Precedent Transaction Analysis Walk-through

Precedent Transaction Analysis (sometimes called “historical transaction”) is one of the major company valuation analyses down in investment banking. This is a historical valuation method where you will be comparing past transactions in order to gauge current valuation of your company.  In this exercise we will break down the steps used in precedent transaction analysis.

The other major valuation methodologies include Comparable Transaction and Discounted Cash Flow.

Step 1: Selecting the Universe of Transactions

The first step is selecting your universe of historical transactions you will be using in your valuation. You will be screening for historical transactions where the target company is similar to the company you are valuing.

The historical screen is usually done in one of two ways:

  1. Your investment banking deal team or Managing Director (MD) will tell you what transactions to look at: i.e. you MD might say “use these 4 transactions for your analysis.” Management usually has the best insight into the best transactions in the market and is usually the one best resource BUT it’s the investment banker’s job to figure this out on their own.
  2. You do a run using bank resources that search and screen for relevant criteria you input.

You will never find a perfect precedent transaction because no company is ever 100% similar but you will be able to narrow down your search using the following characteristics for the target company:

  • Sector
  • Products & Services
  • Customer
  • Distribution Channel
  • Geography

Step 2: Locating the Necessary Financials

Once you have your universe of precedent transactions in your industry, the next step is finding the necessary financials that will be used to spread your multiples.  The best way to dig up the amount paid during these transactions is to pull the information either in the deal press release or SEC prospectus that is filed online at sec.gov.
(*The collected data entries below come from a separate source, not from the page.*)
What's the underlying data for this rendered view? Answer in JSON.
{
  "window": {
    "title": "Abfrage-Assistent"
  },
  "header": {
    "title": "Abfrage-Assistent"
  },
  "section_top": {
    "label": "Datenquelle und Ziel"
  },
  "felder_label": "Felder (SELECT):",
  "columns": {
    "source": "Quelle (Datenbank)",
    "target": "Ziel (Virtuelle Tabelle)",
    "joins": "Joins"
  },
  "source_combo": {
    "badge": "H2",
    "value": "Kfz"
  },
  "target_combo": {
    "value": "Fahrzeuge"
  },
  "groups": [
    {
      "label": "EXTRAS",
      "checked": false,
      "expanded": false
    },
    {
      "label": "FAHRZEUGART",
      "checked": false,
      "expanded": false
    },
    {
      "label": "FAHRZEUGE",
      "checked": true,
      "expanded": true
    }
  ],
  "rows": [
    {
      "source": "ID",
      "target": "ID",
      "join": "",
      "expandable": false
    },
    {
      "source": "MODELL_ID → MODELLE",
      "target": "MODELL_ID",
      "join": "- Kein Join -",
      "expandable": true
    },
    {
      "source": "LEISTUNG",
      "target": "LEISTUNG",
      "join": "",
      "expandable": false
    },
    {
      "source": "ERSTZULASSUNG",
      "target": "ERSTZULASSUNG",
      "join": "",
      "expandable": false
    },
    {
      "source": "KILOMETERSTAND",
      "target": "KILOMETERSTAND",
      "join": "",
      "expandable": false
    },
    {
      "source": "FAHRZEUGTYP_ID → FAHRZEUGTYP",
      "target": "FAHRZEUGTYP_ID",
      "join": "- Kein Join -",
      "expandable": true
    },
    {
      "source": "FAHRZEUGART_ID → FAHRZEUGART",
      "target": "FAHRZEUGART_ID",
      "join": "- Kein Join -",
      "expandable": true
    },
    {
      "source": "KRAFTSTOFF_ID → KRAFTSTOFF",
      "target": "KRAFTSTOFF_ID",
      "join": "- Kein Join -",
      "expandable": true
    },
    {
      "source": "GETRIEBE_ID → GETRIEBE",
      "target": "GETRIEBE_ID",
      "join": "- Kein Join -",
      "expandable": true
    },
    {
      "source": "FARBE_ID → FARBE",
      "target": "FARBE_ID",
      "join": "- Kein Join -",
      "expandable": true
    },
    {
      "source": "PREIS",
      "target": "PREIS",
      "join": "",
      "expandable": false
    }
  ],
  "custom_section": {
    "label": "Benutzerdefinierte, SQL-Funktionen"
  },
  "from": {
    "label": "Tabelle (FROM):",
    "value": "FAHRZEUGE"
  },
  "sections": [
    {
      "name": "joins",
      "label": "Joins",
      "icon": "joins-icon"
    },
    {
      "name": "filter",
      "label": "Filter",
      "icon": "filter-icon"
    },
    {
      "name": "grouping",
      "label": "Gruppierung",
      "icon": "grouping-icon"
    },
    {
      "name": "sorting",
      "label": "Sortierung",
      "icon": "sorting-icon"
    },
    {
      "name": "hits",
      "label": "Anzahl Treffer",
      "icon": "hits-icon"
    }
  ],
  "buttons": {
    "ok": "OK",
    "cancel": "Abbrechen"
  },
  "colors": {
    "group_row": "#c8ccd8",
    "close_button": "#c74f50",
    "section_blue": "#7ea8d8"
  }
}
Sometimes bankers will use databases such as Capital IQ or Factset when pulling these “deal multiples,” but it is always best to check these with the original filings.

Usually necessary financials include the following information:

  • Total deal amount paid by the acquiror: this will be your enterprise value
  • Target Company Earnings per Share (EPS)
  • Target Company Market Capitalization (Deal Amount – Net Debt)
  • Target Company  Earnings before Interest, Taxes, Depreciation, and Amortization (EBITDA)
  • Target Company Total Revenue

There is no better source than using public filings on sec.gov. This will take longer pulling this information by hand vs. a database but it’s the best way.

Step 3: Spreading the Key Trading Multiples

The next step after collecting your universe of historical transactions and locating the necessary financials is to start “spreading” (banker lingo) the key deal multiples.

You will be analyzing comparable multiples such as:

  • Enterprise Value / Sales
  • Enterprise Value / EBITDA
  • Stock Price / EPS
  • Market Cap / Book Value

Exhibit taken from the IB Total Interview Guide:

Step 4: Determining Valuation

The final step once you have spread the multiples for your custom universe is to use this information for determining valuation.  Using the information in step 3 above, you will use the financial multiples of your universe to determine the valuation of your company.

For example, if your company is predicting to have EBITDA of $200 million in 2010 and the precedent transaction analysis is showing target companies were purchased for 10x EBITDA then your company would be worth approximately $2 billion.